Best Practices: How can Airlines get around the constraints?

While it seems that all an airline can do is survive, there are some best practices to ensure that airlines not only survive but thrive. Here are some Best Practices ...

  1. Fleet Uniformity

    This works well for LCCs, especially since they use a point-to-point model (instead of a hub and spoke). LCCs do not have much variability in passenger demand, and often don't need larger planes, unlike traditional carriers. Fleet uniformity results in a low transition cost that covers training/re-training of pilots, maintenance personnel, and flight attendants. A Common Type Rating is a big selling point for airlines. If airlines operate aircraft with a Common Type Rating shared by the new, incoming model, the transition is easier.

    Airbus, in particular, has a lower transition cost compared to Boeing. For example, even though the Airbus A330 and A350 XWB have different type certificates, their handling characteristics are so similar that they have been granted a Common Type Rating from the airworthiness authorities.

  2. Optimizing Load Factor

    To understand load factor, let's first understand ASK and RPK.

    ASK (Available Seat Kilometers) measures the carrying capacity of an airline. It is calculated by multiplying the number of seats with the number of kilometers the airlines can fly.

    RPK (Revenue Passenger Kilometer) on the other hand combines the number of revenue passengers/filled seats aboard the plane (also known as paying passengers) with the kilometers flown by the airline.

    The Load Factor is thus derived by dividing the RPK by the ASK. Higher load factor values make the airline more profitable by spreading fixed costs across passengers. Strategic planning entails the use of break-even load factors. Premium players can get around a lower load factor since they charge more.

  3. Optimizing Block Times

    Block time is the total amount of time a flight takes from pushing back from the departure game (off-blocks), the actual flight to arriving at the destination gate (on-block). Block times for airlines vary, even for the same route. If the airline schedules the block time too aggressively (too tight), the flight will more often fail to meet its schedule. On the other hand, if the airline schedules too conservatively (longer block times), the scheduled duration will be longer, making the flight less attractive to travelers.

    Many factors can affect block times--this includes the type of aircraft, seasonality, time of day, and traffic congestions at airports. Airlines can use sophisticated data analysis including that of competition to arrive at a sweet spot for the ideal block time. Careful schedule planning is important to the success of an airline.

  4. Take the Example of Indigo

    Case in point is IndiGo, and how it has expanded its market share and established dominance.
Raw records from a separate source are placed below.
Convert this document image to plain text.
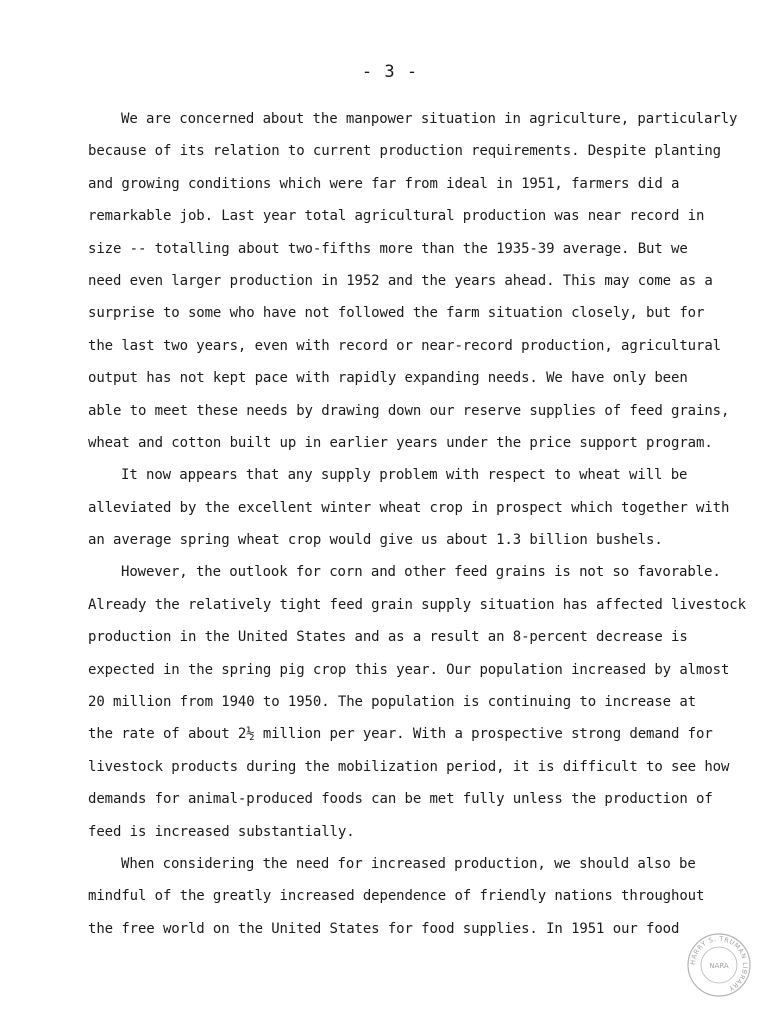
- 3 -
We are concerned about the manpower situation in agriculture, particularly
because of its relation to current production requirements. Despite planting
and growing conditions which were far from ideal in 1951, farmers did a
remarkable job. Last year total agricultural production was near record in
size -- totalling about two-fifths more than the 1935-39 average. But we
need even larger production in 1952 and the years ahead. This may come as a
surprise to some who have not followed the farm situation closely, but for
the last two years, even with record or near-record production, agricultural
output has not kept pace with rapidly expanding needs. We have only been
able to meet these needs by drawing down our reserve supplies of feed grains,
wheat and cotton built up in earlier years under the price support program.
It now appears that any supply problem with respect to wheat will be
alleviated by the excellent winter wheat crop in prospect which together with
an average spring wheat crop would give us about 1.3 billion bushels.
However, the outlook for corn and other feed grains is not so favorable.
Already the relatively tight feed grain supply situation has affected livestock
production in the United States and as a result an 8-percent decrease is
expected in the spring pig crop this year. Our population increased by almost
20 million from 1940 to 1950. The population is continuing to increase at
the rate of about 2½ million per year. With a prospective strong demand for
livestock products during the mobilization period, it is difficult to see how
demands for animal-produced foods can be met fully unless the production of
feed is increased substantially.
When considering the need for increased production, we should also be
mindful of the greatly increased dependence of friendly nations throughout
the free world on the United States for food supplies. In 1951 our food
HARRY S. TRUMAN LIBRARY
NARA
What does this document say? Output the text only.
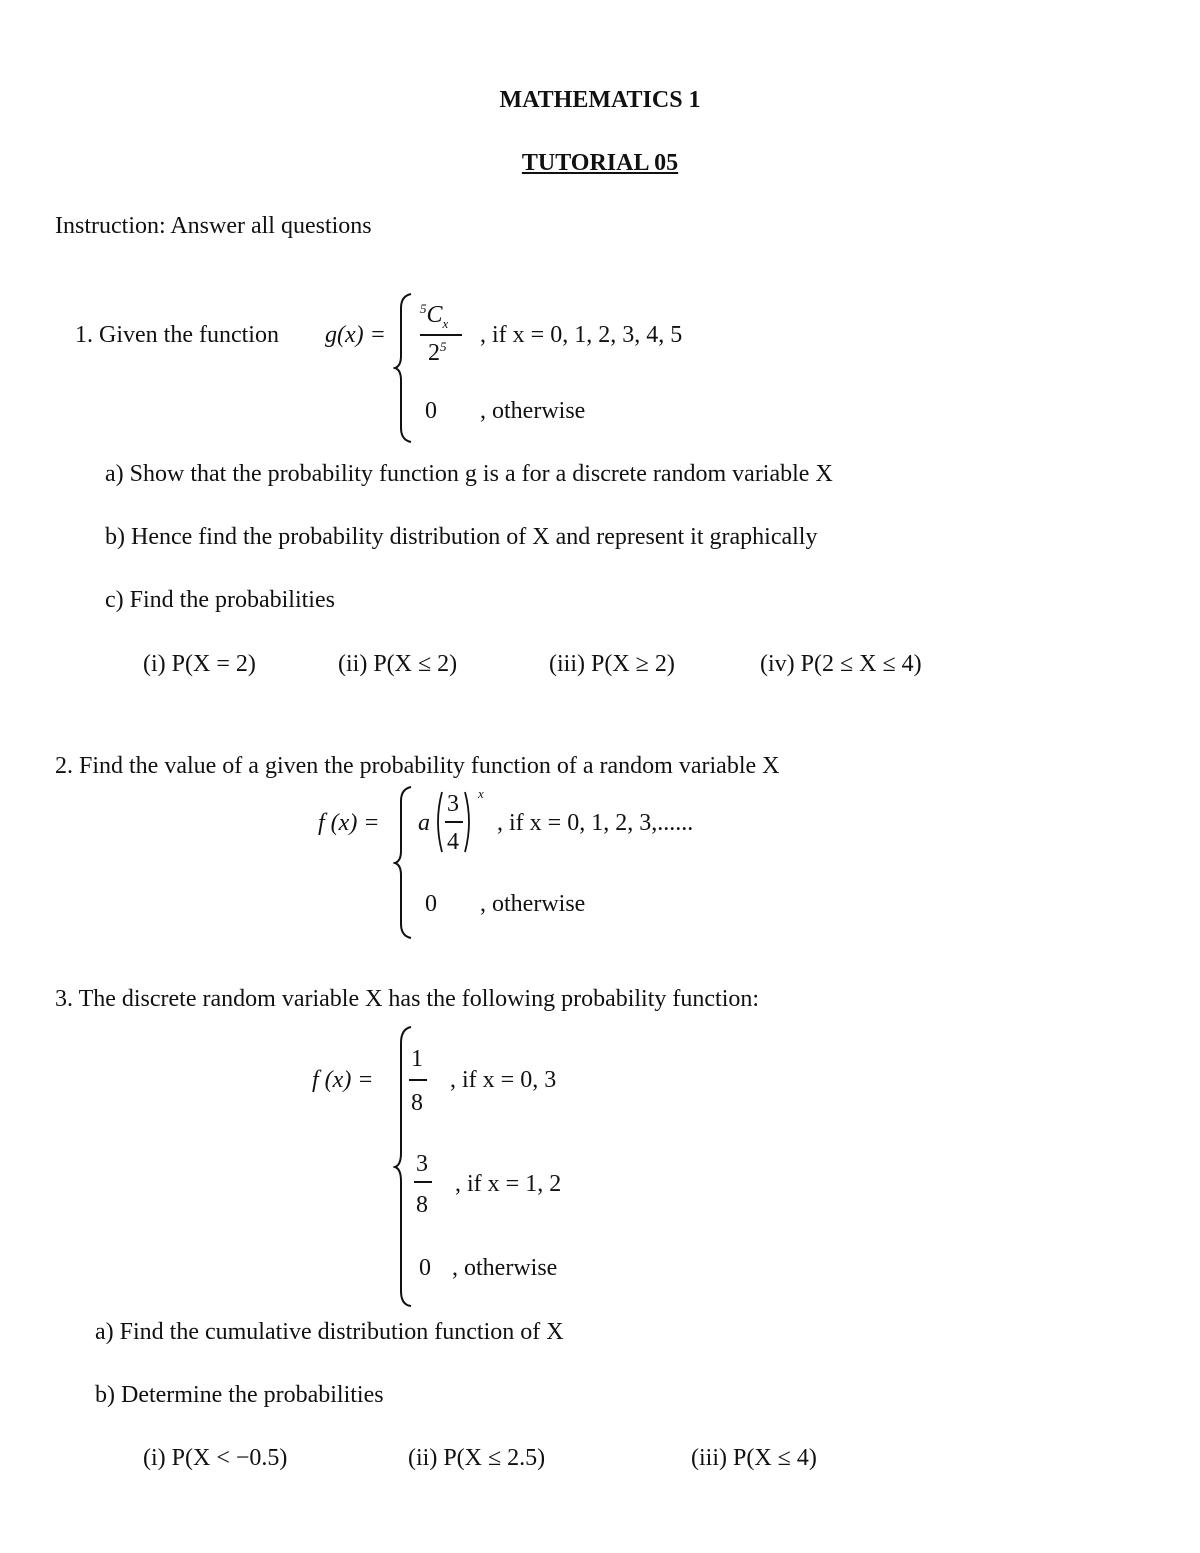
MATHEMATICS 1
TUTORIAL 05
Instruction: Answer all questions
1. Given the function g(x) =
$^5C_x$
$2^5$ , if x = 0, 1, 2, 3, 4, 5
0 , otherwise
a) Show that the probability function g is a for a discrete random variable X
b) Hence find the probability distribution of X and represent it graphically
c) Find the probabilities
(i) P(X = 2)	(ii) P(X ≤ 2)	(iii) P(X ≥ 2)	(iv) P(2 ≤ X ≤ 4)
2. Find the value of a given the probability function of a random variable X
f (x) = a
3
4
x
, if x = 0, 1, 2, 3,......
0 , otherwise
3. The discrete random variable X has the following probability function:
f (x) =
1
8
, if x = 0, 3
3
8
, if x = 1, 2
0 , otherwise
a) Find the cumulative distribution function of X
b) Determine the probabilities
(i) P(X < −0.5)	(ii) P(X ≤ 2.5)	(iii) P(X ≤ 4)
Their cost leadership is paramount to their competitiveness. IndiGo's cost-conscious, low-cost operating structure approach to business means that every Rupee saved ultimately gives it greater ability to charge lower fares, and stimulate higher demand. As is mentioned regularly in their annual report, IndiGo is guided by the core values of "Being on-time, Providing Lower Fares and being Hassle-Free".

    They are also ramping up on their cargo business, which has seen a surge in business. In fact, the cargo business offset some of the losses faced during the pandemic. As per their annual report, they have sourced 4 Airbus 321 (CEO) that have been converted to a full-freighter configuration

Final Thoughts ...

Whether it's established players like IndiGo or the recent entrants like Akasa, it isn't just enough to maintain cost competitiveness. It is also important to build the right perception through influence--perhaps by even reaching out to aviation influencers on social media like Sam Chui.

Building trust and aspiration, with a message that is distinct, will take an airline a longer distance than the fare alone.